Hablábamos por la sangre, bucaneros descostillando la ortografía; pero nunca
nos habíamos dicho ni una sola palabra.
El primer contacto simbólico fue un poema
que le tiré por debajo de la puerta. Un fragmento hermoso de una Iluminación de Rimbaud: “Mi camarada, mendiga, ¡niña monstruo!, cuan
poco te importan, esas desdichas y esos obreros, y mis turbaciones. Únete a
nosotros con tu voz imposible, ¡tu voz!”. Después –creo que pasaron dos o
tres días- ella puso en su puerta un cepillo para peinar que le iba saliendo
una trenza de pelo. No sé si me explico: era un cepillo blanco y, como pegada
al cepillo, una trenza larga de pelos amarillos. Pelos pelos de la vida real… Supe
que era para mí porque el curioso objeto venía con una notica que decía: “Para
Rimbaud, de la niña monstruo”. Cogí el cepillo, me lo llevé a la casa y me puse
a ver la cosa durante horas. Era perfecto ese cepillo con pelos. Me puse a leer el techo
desde mi hamaca. Saqué la guitarra y la guitarra y la guitarra y traté de componer
una canción sobre la palabra piña, que era bella, la palabra. “P-I-Ñ-A”. Ya se
había formado en mí esa cosa rara que pasa con los símbolos. Ese mundo. Ese
amor.
Pasaron, como ya lo dice la primera línea
de este cuento, cinco años de habladuría simbólica. Cada vez había más
confianza: yo ya le mandaba poemas míos que había escrito para ella y ella ya
empezaba, poco a poco, a bajar las cosas a la vida normal. Pero todo, poco a
poco, se devolvía a los aires. Las
notas, a veces, decían cosas como “Hola”, o como “La última canción que me mandaste
estaba hermosa”. Pero casi siempre se trataba de un diálogo oculto: músicas
extrañas, poemas enloquecidos, imágenes que se iban rompiendo en los espacios
siderales que cada uno guardaba en su propia gastritis. Y yo, siempre, casi
siempre, de vuelta a mi hamaca a leer el techo y a tomar café hasta las seis
siete de la mañana. Andaba yo en unos tiempos raros, difíciles, marginándome a
mí mismo de mí mismo. Trabajando duro, durmiendo poco, comiendo poco, fumando
mucho, tomando mucho aguardiente. Sólo existían los símbolos que iban llegando
cada dos o tres días a la puerta de la chica de los sueños. Había un amor ahí,
pero era un amor extraño. Rocoso. Vidrioso. Hoy, que lo pienso, puedo decir que
no andaba bien por esos días: quería abrazos y ese tipo de cosas, pero mi vida
era demasiado nebulosa para pedir las cosas de frente.

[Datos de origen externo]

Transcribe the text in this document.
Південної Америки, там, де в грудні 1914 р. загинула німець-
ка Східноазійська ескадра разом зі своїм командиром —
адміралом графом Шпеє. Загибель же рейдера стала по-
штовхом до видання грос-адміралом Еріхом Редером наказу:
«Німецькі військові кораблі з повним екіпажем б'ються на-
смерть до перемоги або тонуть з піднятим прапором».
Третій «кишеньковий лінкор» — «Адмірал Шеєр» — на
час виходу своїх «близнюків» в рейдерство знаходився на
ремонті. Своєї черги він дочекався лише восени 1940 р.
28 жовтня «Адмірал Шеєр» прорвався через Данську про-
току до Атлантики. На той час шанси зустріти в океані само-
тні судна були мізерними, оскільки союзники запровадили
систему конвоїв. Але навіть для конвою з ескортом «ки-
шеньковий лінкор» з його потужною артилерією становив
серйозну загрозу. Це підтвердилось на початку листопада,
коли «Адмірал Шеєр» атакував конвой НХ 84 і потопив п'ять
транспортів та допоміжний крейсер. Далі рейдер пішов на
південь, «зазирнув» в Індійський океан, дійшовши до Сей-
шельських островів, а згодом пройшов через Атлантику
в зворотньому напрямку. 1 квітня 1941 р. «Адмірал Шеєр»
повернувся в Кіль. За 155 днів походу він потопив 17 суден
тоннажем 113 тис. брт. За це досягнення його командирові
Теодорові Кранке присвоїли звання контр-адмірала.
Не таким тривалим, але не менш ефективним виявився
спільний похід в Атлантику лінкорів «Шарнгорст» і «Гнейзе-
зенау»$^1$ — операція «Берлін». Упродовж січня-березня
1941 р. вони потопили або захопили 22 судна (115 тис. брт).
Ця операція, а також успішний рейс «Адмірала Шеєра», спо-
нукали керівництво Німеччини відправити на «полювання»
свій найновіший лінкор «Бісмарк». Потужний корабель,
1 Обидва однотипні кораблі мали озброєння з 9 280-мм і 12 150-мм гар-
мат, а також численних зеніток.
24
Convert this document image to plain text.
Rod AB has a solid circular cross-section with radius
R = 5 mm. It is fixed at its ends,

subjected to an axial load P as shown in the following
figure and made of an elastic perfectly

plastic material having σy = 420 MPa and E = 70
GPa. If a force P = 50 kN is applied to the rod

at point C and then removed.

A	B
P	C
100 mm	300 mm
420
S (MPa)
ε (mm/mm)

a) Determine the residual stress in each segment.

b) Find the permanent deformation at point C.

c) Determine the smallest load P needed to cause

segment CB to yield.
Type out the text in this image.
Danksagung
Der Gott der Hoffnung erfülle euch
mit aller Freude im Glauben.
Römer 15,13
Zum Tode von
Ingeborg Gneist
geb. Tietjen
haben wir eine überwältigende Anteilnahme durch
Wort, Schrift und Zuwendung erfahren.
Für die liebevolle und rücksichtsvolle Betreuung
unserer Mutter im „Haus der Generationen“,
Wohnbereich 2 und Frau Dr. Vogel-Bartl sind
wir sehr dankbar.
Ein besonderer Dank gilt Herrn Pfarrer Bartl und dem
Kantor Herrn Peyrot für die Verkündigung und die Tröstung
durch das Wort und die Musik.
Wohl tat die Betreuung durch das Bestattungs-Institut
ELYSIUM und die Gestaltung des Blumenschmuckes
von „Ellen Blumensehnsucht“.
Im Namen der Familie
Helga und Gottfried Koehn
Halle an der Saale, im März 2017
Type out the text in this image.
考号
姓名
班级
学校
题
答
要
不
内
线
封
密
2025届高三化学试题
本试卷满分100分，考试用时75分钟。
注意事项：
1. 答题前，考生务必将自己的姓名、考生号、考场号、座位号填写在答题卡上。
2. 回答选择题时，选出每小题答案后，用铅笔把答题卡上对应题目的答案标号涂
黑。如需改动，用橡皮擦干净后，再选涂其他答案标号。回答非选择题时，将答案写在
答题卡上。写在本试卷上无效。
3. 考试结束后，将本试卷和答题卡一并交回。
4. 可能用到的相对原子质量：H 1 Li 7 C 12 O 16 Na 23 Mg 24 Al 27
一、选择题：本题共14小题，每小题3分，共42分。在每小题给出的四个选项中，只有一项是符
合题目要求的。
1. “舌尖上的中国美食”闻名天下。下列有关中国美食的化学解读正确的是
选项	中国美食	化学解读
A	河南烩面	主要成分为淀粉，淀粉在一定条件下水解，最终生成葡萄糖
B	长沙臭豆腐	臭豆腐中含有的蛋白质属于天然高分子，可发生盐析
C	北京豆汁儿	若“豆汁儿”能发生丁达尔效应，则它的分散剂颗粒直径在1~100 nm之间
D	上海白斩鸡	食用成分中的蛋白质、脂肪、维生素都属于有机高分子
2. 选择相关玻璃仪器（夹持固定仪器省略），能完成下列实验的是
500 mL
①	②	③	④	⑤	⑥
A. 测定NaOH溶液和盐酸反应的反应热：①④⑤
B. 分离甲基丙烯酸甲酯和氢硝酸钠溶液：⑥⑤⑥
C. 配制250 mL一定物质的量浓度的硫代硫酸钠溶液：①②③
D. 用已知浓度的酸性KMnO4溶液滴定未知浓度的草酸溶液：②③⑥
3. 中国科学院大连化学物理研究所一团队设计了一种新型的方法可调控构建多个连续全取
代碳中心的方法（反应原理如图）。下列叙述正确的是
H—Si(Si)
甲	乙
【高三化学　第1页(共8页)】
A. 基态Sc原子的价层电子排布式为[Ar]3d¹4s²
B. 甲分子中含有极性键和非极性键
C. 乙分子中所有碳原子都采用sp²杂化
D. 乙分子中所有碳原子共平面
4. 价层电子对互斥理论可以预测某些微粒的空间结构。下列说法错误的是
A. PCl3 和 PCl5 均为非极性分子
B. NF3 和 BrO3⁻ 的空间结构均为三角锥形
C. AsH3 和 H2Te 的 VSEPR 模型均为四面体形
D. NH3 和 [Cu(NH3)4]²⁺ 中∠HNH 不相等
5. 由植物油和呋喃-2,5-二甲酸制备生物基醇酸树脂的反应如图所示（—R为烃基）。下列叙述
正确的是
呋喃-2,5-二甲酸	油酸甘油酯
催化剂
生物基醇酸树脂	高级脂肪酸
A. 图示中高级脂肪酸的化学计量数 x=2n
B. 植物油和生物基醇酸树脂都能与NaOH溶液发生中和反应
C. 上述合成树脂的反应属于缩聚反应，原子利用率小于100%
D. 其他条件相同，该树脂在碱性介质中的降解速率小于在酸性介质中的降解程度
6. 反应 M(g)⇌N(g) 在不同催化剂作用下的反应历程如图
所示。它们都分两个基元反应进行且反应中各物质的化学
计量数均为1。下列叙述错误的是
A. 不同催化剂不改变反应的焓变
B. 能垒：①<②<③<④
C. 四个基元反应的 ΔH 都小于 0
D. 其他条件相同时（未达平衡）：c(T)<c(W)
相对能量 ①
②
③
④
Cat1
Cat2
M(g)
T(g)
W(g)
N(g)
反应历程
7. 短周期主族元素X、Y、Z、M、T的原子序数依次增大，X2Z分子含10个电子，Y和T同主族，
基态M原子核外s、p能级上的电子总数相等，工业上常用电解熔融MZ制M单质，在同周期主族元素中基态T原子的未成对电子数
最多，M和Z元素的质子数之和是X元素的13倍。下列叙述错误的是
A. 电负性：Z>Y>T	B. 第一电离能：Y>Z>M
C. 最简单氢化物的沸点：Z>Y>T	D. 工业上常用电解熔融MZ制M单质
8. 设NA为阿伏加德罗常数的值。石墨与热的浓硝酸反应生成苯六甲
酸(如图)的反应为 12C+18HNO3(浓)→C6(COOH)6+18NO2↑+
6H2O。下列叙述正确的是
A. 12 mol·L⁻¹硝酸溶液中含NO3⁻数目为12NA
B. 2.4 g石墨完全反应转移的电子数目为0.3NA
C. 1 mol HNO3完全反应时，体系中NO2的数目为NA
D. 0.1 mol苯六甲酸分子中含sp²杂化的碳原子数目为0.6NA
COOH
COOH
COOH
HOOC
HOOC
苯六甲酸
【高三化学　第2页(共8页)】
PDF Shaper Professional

Un día, como si nada, decidí que le
quería dar un beso de frente, en la frente, o lo que sea, en donde sea, pa las
que sea. No sé, verla a la cara y decirle: “Mi amor eres tan linda me gusta
todo lo que dejas en tu puerta me hace sentir tu mundo de chica punkera que
escucha el jazz a todo el volumen del mundo y vas fumando cigarrillos sin filtro
me encanta que te encanten todos los escritores que yo leo todos los días todos
los días te gusta Rulfo y a mí me gusta tanto que te guste Rulfo que me dan
ganas de tirarme de un edificio”.
Llegué a la puerta y había un nuevo símbolo: While My Guitar Gently Weeps, de Los Beatles. Toqué le puerta y abrió ella. “¡Rimbaud!”, me dijo.
“Ajá”, le dije. “Dañaste la magia. ¿Por qué no dejaste que la poesía fuera sólo
poesía?” (dijo eso, pero no parecía brava. Sonreía. Todo era un juego. Era
hermosa). Charlé un rato con ella. Le dije todo de mí y ella me dijo todo de
ella. Salí de su casa con una sonrisa…salí más borracho de lo que entré.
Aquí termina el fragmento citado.